Echoes of Korea
Obama is reminding us of what happens when we forget our history.


Mario Loyola

Two years later, by the middle of 1947, the U.S. was in full demobilization, and forces were in short supply. In Japan, General MacArthur’s command had dwindled to just a handful of divisions, and he was pining for the 45,000 U.S. forces stationed in South Korea to be withdrawn to Japan. Washington sent several high-level officials — including George Kennan, the father of “containment” — on missions to South Korea to study the situation. They noted that U.S. forces were in a precarious position, caught between increasing numbers of Communist guerrillas infiltrating from the north and a South Korean strongman — Syngman Rhee — who was corrupt, autocratic, and unpopular. They recommended that the forces be evacuated.

The U.S. pushed for a United Nations General Assembly resolution (Res. 112(II)) calling for elections to be held in Korea under U.N. supervision, and for all occupying forces to leave promptly after a government was set up. By this time, it was already quite clear that the same problem that had arisen over the political independence of Poland was going to arise everywhere Soviet forces were present: namely, that instead of holding elections in their zones of occupation as they were supposed to, the Soviets were going to establish heavily armed Communist puppet regimes under their control.

The Soviets naturally refused to hold elections in their zone, but they were more amenable on the withdrawal of occupation forces, so Truman decided that was the best deal he could get. The U.S. went ahead with elections in its zone in May 1948, the first government of South Korea was formed in July, and the withdrawal of U.S. forces began in September.

In a secret cable to the secretary of state dated February 1948, the political officer of the U.S. embassy in South Korea had written:

Rhee thinks that the U.S. has a real moral obligation to retain some U.S. troops in Korea for a period after a South Korean government is established. In addition, he feels that such retention would serve best interests of United States in opposing the Soviets as it would guarantee the holding of South Korea for democracy. As regards size of such force, whether as at present or a smaller token force, he said that this was something for U.S. Government to decide.

Now, in the weeks after the election, the issue of the U.S. withdrawal became even more acute. In another secret cable to the secretary of state, dated June 20, 1948, Gen. John Hodge, then commander of the U.S. garrison in Korea, wrote:

The many press reports and editorials from the United States indicating an early withdrawal from Korea under UN Resolution II have had and are having an adverse effect. [It is feared that] if the United States withdraws before agreements for uniting the two zones are completed the result will be to hand Korea to the Soviet sphere.
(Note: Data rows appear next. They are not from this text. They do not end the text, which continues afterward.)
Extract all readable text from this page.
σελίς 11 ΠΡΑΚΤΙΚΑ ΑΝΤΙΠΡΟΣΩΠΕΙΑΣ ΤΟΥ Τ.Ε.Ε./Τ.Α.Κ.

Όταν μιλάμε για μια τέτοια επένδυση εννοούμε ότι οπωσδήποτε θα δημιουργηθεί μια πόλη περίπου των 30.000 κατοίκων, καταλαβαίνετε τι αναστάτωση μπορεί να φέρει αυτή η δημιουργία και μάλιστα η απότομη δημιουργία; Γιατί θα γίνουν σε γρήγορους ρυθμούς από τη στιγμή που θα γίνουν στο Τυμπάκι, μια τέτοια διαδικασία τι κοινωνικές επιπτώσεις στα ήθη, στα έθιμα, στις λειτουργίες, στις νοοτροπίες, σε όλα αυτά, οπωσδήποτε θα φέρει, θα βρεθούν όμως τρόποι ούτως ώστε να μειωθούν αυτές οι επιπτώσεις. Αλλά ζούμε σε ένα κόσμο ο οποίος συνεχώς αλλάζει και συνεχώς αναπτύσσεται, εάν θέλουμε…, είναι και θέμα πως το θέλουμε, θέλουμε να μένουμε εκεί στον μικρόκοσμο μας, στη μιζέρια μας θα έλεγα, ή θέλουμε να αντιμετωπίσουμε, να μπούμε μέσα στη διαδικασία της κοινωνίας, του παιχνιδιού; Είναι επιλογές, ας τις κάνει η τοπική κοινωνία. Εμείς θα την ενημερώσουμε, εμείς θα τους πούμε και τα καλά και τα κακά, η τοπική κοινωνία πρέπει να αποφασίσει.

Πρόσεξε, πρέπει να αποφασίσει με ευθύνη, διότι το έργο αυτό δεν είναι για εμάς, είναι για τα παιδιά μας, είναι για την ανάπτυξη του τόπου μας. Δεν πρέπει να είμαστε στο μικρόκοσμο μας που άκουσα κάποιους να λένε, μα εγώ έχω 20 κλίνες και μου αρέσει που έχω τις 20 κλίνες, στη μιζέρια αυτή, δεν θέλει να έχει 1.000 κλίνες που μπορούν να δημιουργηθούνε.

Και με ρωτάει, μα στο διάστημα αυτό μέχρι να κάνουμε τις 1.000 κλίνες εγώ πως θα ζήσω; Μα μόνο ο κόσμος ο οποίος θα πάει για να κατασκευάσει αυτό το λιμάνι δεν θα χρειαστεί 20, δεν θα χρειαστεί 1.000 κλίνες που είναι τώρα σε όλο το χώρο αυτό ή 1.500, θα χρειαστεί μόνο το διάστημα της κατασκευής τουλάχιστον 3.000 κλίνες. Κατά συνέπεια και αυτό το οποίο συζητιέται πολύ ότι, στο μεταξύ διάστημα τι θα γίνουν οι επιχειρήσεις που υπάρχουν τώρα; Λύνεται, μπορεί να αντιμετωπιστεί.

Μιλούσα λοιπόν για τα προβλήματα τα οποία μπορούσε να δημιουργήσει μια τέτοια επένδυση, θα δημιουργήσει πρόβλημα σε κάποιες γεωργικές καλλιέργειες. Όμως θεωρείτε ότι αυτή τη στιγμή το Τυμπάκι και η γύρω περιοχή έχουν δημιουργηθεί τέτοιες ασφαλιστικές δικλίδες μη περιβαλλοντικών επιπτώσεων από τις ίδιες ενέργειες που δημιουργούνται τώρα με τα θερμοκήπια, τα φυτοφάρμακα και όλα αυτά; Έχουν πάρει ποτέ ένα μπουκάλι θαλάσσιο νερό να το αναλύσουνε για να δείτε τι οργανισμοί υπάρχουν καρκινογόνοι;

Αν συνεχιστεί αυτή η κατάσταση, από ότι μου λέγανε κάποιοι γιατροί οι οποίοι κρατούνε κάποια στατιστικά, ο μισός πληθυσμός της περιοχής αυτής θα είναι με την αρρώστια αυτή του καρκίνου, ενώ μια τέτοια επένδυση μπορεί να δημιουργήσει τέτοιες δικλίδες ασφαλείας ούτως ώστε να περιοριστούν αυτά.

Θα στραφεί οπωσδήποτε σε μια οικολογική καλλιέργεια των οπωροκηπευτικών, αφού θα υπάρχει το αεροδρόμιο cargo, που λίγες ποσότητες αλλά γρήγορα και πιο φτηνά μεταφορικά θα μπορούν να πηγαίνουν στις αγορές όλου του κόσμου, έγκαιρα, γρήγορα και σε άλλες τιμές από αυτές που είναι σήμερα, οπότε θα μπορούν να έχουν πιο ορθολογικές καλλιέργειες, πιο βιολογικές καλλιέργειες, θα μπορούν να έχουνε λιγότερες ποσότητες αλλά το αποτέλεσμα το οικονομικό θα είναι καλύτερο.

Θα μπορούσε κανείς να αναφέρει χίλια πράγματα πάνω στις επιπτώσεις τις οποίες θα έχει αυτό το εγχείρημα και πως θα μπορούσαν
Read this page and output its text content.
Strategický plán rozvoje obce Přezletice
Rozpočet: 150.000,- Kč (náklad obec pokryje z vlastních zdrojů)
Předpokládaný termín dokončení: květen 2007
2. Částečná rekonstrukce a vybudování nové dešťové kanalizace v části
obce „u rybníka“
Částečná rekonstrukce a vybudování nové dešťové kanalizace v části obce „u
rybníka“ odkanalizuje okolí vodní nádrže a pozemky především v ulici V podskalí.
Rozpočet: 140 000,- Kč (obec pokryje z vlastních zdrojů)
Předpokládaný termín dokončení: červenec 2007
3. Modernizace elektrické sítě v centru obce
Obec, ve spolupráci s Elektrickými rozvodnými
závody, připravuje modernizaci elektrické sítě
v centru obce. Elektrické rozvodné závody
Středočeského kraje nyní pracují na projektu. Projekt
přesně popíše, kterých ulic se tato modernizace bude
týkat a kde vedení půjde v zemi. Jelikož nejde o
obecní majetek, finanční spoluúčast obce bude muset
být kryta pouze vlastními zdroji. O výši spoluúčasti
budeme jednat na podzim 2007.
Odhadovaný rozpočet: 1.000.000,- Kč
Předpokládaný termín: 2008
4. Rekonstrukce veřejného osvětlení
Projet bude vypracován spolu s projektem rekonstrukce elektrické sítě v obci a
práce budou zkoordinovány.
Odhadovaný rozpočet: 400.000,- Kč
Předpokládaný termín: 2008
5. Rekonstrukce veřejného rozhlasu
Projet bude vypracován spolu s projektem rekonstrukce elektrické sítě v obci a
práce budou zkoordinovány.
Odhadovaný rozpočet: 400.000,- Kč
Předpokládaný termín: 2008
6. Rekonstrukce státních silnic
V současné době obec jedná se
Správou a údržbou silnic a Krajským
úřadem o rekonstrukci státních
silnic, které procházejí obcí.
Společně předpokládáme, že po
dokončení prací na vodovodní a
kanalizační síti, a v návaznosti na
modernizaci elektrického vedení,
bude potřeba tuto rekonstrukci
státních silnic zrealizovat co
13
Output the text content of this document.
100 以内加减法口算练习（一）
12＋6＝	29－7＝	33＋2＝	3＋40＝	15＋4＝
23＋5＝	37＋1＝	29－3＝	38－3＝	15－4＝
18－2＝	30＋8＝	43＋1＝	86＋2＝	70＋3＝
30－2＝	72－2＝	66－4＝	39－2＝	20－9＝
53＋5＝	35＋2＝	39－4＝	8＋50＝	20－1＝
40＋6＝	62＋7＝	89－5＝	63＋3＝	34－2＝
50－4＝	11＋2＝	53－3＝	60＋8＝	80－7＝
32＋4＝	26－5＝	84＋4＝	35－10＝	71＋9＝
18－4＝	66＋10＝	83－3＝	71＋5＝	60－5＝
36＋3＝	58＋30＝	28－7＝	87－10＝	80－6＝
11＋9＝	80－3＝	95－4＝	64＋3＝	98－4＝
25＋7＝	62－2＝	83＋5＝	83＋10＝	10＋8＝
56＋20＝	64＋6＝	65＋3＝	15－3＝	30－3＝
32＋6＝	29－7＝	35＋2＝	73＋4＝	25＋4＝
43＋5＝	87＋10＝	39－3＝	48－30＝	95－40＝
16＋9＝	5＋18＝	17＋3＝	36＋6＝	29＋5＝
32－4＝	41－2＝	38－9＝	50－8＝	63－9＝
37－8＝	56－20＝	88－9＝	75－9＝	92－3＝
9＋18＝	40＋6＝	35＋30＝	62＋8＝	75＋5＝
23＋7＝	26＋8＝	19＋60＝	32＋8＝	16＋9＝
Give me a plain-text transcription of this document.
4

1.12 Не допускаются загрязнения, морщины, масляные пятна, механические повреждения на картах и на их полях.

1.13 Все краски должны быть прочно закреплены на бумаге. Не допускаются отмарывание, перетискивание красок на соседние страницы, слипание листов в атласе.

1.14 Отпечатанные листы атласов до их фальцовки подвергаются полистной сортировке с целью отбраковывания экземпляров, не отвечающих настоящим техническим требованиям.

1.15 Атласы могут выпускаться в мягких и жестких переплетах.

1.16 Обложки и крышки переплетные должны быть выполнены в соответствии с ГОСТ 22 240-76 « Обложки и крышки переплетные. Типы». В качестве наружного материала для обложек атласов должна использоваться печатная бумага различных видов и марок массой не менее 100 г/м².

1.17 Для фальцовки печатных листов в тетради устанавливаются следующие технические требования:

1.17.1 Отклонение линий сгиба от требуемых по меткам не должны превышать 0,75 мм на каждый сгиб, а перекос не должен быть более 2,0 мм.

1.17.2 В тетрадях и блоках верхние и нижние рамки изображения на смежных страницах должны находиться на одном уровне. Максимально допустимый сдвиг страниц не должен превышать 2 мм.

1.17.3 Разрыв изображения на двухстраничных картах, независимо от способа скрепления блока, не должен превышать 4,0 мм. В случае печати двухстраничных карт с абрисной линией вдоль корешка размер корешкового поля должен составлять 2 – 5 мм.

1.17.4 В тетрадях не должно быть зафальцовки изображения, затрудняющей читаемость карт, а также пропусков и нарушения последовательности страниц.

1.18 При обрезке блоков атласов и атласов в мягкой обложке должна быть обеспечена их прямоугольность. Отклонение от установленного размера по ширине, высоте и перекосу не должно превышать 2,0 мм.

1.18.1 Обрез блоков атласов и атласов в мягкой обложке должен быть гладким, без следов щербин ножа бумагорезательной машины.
These missives slowed but ultimately did not stop the administration’s drive to withdraw forces from Korea. The Americans completed their withdrawal in June 1949, which, ironically enough, was some six months after the Soviets completed theirs. On Jan. 12, 1950, Secretary of State Dean Acheson delivered a famous and much-maligned speech at the National Press Club in which he described America’s “defensive perimeter” as running south from the Aleutians to Ryukyu, Japan, and the Philippines, pointedly excluding Korea, which he implied was the responsibility of the United Nations. Criticizing Acheson for this is not really fair: He was using the formulation that MacArthur and even Hodge himself had used just weeks earlier. The perimeter he described — and its exclusion of Korea — was a matter of widespread consensus in the government.